Quoting from TechWorld:
With the arrival of Russian software company Parallels, the virtualisation marketplace is maturing rapidly.
There’s a clear leader in VMware, the 800lb gorilla that’s setting the pace in a number of areas. But can it stay ahead? Naturally, the company’s president Diane Greene thinks so, but there’s a number of challenges ahead.The establishment
VMware offers products at the desktop, server and data centre levels, with its Workstation, GSX and ESX product offerings. And it recently branched out into services, with the announcement of what the company’s official screed called “a set of focused server consolidation assessment services that assess the capacity utilisation of an organisation’s IT infrastructure, identify opportunities for consolidation and help deliver a virtualisation roadmap for effective server containment and consolidation.” It’s a way of helping users get more out its products, in other words.In addition, VMware has released a range of tools that allows complex server configurations running across multiple pieces of hardware to manage themselves. This means that, for example, when utilisation approaches saturation point, the system recognises this and can move virtual machines to a less heavily utilised piece of hardware.
VMware has also trumpeted a wide range of support for its products from third parties, raising the barriers to entry for newcomers — a standard manoeuvre for established market players. In fact, this was key to its achieving its pre-eminence, as its existence has meant that major server vendors such as IBM and HP did not need to develop their own virtualisation systems — even though they had already developed such systems for their Unix boxes.
But with hardware support from AMD and Intel just around the corner, the demand for virtualisation tools is likely to suck in even more vendors and the market will fragment — the demand for management tools seems especially likely to explode — so VMware will have to work hard to stay at the top.
The upstarts
Parallels is one whose competition stems not so much from deeply differentiated products but more from their price. According to marketing manager Benjamin Rudolph, Parallels’ product, Parallels Workstation, is half the price of the VMware equivalent, offers better legacy OS support and majors on ease of use — all good ploys to occupy a market niche for those starting along the virtualisation path, especially since VMware’s focus is primarily higher up the food chain.Xen, an open source competitor, already supports Linux and it already supports Intel’s virtualisation technology (VT) and will support similar extensions from AMD, codenamed Pacifica, early in 2006. According to developer XenSource, it also boasts support from most major vendors — Microsoft aside of course — and will be producing and selling XenOptimizer SE, a VM management package later this year. XenSource has also demonstrated a hypervisor with embedded security capabilities, while the upcoming Xen version 3.0 will support 64-bit processors, and SMP guest operating systems. However, the developer has yet to announce a single large customer. In contrast, VMware has thousands — and Xen still struggles to support Windows, although XenSource claims that this problem is being addressed.
The threat from Redmond
Meanwhile, Microsoft lurks in the wings and is VMware’s greatest threat. The current version of Microsoft Virtual Server, based on the technology Microsoft acquired when it bought Connectix in 2003, will run only on Windows and, although it’ll run pretty much any x86-based system as a guest OS, Microsoft will only offer support for its own products. Microsoft has promised though that its Virtual PC that will support OSes other than Windows, and we can expect that version by the end of 2005.In the longer term, Virtual Server is likely to disappear as the server version of Microsoft’s upcoming OS Vista will include hypervisor capabilities, replacing the OS itself. “In the future, we’re going to build the hypervisor and the virtualization stack into Windows,” confirmed Microsoft’s server product manager Bob Muglia.

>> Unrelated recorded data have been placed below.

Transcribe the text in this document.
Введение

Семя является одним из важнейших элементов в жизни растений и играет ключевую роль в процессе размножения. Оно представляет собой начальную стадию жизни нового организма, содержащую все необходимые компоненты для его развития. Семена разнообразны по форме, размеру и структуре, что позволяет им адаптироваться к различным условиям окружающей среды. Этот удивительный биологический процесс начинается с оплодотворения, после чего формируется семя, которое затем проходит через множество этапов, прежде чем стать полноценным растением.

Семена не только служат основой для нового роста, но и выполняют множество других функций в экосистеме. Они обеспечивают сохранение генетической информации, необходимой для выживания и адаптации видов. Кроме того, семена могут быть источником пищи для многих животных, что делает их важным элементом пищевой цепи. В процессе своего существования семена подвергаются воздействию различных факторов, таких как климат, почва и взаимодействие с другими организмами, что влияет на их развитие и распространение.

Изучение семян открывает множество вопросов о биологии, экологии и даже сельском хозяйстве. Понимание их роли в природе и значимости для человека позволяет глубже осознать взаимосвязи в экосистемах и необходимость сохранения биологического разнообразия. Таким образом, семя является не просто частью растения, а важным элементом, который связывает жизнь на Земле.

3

Microsoft shouldn’t be written off in the service and management space either, as Muglia points out, when talking about future developments: “There are some new features that are very important from the management perspective, like moving virtualized sessions from one machine to another. We don’t have a product that does that today. And so we do think that’s the potential opportunity to build a new product in that space… System Center something. Maybe it’s [called] Virtualization Management. I don’t know.”
While Microsoft doesn’t have the depth of OEM agreements with hardware vendors in the virtualisation space, it does have contracts relating to its other products that could act as levers, using bundling and other incentives, to persuade the likes of HP, IBM and especially Dell to prefer its virtualisation products over VMware’s. It doesn’t, however, yet have the depth of product offering to make that stick.
For the moment then, VMware is the clear leader — and needs to use this opportunity to widen the gap as far as possible. Given the announcements VMware has made recently, this clearly is its strategy — which also implies that the others are likely to remain also-rans or niche players as the market coalesces around two main players.